The study authors examined the MRI images of the Respondents and discovered that patients who later experienced unexpected cardiac arrest presented subtle changes to the shape of their hearts.

One of the leading study authors, and a professor at the college Dr. Pablo Lamata, stated that several cardiac arrest patients died because no one predicted the episode; however, the study proved that physicians could save lives by halting unnecessary treatments.

It is difficult to determine when patients require a defibrillator

Dr. Pablo further added that the research created implications for physicians to utilize the defibrillator implantation therapies. The study findings revealed that 50% of the listed cases presented initial symptoms that could be prevented by implanting defibrillators in the affected patients.

The study revealed that defibrillators automatically shock the heart back into a normal rhythm following the occurrence of an unpredicted cardiac arrest. Unfortunately, Dr. Pablo revealed that it is hard to determine which patients require the defibrillator.

However, previous studies reported that implanting defibrillators is unnecessary and can lead to various complications. The study authors calculated that approximately 85,000 defibrillators are used every year and that each implantation costs at least €46,000, which is the estimated lifetime cost.

The lifetime costs of implanting a defibrillator are expensive and make the patient experience unnecessary shocks.

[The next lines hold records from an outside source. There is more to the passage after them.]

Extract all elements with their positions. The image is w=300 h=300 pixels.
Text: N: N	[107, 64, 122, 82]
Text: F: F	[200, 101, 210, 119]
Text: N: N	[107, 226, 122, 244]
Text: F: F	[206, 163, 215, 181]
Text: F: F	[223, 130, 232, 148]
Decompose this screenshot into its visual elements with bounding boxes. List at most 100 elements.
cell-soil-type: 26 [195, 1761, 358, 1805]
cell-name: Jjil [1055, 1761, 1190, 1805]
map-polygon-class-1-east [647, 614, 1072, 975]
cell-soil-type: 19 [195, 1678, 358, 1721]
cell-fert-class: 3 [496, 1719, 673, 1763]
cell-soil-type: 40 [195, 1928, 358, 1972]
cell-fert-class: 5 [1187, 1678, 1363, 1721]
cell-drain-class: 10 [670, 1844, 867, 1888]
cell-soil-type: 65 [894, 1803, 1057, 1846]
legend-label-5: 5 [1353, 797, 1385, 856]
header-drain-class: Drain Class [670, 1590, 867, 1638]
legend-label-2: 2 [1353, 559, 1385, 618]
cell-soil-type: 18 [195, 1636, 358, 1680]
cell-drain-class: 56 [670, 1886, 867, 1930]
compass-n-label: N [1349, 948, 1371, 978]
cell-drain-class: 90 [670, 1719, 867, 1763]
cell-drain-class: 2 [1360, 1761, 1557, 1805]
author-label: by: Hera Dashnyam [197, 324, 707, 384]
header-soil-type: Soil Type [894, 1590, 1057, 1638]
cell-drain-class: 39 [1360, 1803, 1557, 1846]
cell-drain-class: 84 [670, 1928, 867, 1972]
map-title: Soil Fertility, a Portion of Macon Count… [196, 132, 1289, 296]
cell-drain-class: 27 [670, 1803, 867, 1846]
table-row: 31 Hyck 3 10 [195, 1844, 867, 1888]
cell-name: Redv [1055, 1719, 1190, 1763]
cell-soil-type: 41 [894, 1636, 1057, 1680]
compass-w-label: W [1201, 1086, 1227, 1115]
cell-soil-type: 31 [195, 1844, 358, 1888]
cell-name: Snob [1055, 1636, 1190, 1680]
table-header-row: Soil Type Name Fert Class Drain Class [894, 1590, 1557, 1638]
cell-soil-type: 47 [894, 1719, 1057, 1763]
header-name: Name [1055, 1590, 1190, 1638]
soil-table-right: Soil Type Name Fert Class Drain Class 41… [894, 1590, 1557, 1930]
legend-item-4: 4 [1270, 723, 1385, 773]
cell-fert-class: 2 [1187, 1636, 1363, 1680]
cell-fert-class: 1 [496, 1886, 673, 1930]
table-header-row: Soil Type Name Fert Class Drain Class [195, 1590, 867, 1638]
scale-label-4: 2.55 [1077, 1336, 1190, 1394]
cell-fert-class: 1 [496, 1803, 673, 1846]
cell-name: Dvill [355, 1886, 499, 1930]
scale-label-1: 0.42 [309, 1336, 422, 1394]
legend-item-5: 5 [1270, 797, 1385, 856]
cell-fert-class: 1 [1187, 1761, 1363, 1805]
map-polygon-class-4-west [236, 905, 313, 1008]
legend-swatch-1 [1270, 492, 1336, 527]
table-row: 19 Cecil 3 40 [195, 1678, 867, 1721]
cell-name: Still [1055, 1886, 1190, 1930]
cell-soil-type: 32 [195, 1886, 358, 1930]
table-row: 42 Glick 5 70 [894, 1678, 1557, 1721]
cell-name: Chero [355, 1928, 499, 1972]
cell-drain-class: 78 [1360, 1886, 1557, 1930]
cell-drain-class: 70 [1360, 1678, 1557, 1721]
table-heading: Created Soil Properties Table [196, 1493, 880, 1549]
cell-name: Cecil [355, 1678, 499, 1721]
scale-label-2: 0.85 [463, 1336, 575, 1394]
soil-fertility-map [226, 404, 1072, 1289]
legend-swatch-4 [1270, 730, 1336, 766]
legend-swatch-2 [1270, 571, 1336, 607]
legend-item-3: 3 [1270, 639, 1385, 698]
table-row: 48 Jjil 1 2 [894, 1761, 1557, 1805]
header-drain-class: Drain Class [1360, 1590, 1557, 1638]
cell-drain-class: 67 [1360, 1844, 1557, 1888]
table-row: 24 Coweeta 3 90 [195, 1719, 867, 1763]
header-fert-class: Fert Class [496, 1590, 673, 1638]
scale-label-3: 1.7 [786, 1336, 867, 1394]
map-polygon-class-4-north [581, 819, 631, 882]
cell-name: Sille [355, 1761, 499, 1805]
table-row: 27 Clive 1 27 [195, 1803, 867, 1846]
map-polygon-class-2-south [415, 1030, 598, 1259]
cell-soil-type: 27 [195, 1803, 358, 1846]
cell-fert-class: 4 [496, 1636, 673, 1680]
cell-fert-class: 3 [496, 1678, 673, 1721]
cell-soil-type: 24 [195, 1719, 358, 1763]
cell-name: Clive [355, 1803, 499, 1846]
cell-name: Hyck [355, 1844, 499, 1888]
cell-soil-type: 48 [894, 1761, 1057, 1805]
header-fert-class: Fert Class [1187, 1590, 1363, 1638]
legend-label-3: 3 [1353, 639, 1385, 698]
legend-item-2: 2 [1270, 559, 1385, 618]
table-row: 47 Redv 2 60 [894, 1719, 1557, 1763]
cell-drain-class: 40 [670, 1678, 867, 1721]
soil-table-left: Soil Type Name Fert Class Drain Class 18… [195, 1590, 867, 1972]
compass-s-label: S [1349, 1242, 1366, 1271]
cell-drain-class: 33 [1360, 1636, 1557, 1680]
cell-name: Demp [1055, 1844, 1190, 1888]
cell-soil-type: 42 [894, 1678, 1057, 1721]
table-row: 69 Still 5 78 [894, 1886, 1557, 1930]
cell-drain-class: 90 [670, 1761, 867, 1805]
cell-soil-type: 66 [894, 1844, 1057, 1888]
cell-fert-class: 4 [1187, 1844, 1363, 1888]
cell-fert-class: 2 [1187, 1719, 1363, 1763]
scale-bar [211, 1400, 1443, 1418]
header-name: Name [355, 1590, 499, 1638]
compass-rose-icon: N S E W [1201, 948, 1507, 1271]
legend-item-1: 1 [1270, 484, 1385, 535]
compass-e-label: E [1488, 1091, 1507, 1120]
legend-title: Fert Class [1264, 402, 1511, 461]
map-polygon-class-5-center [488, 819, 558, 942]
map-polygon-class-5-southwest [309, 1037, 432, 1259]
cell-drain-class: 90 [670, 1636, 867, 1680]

Further studies to discover how to prevent sudden cardiac arrests 

Dr. Pablo also revealed that the researchers were investigating practical means to assist the cardiologists in identifying suitable candidates for the implantation. Recently, an online service was developed to issue access information and guidance before the implantation.

Physicians upload the borders of the patient’s hearts under an anonymous account. The platform issues the physician with a risk number that the patient is likely to get a cardiac arrest. The physicians can also utilize the platform to detect other illnesses that can alter the shape of the heart, such as hypertension.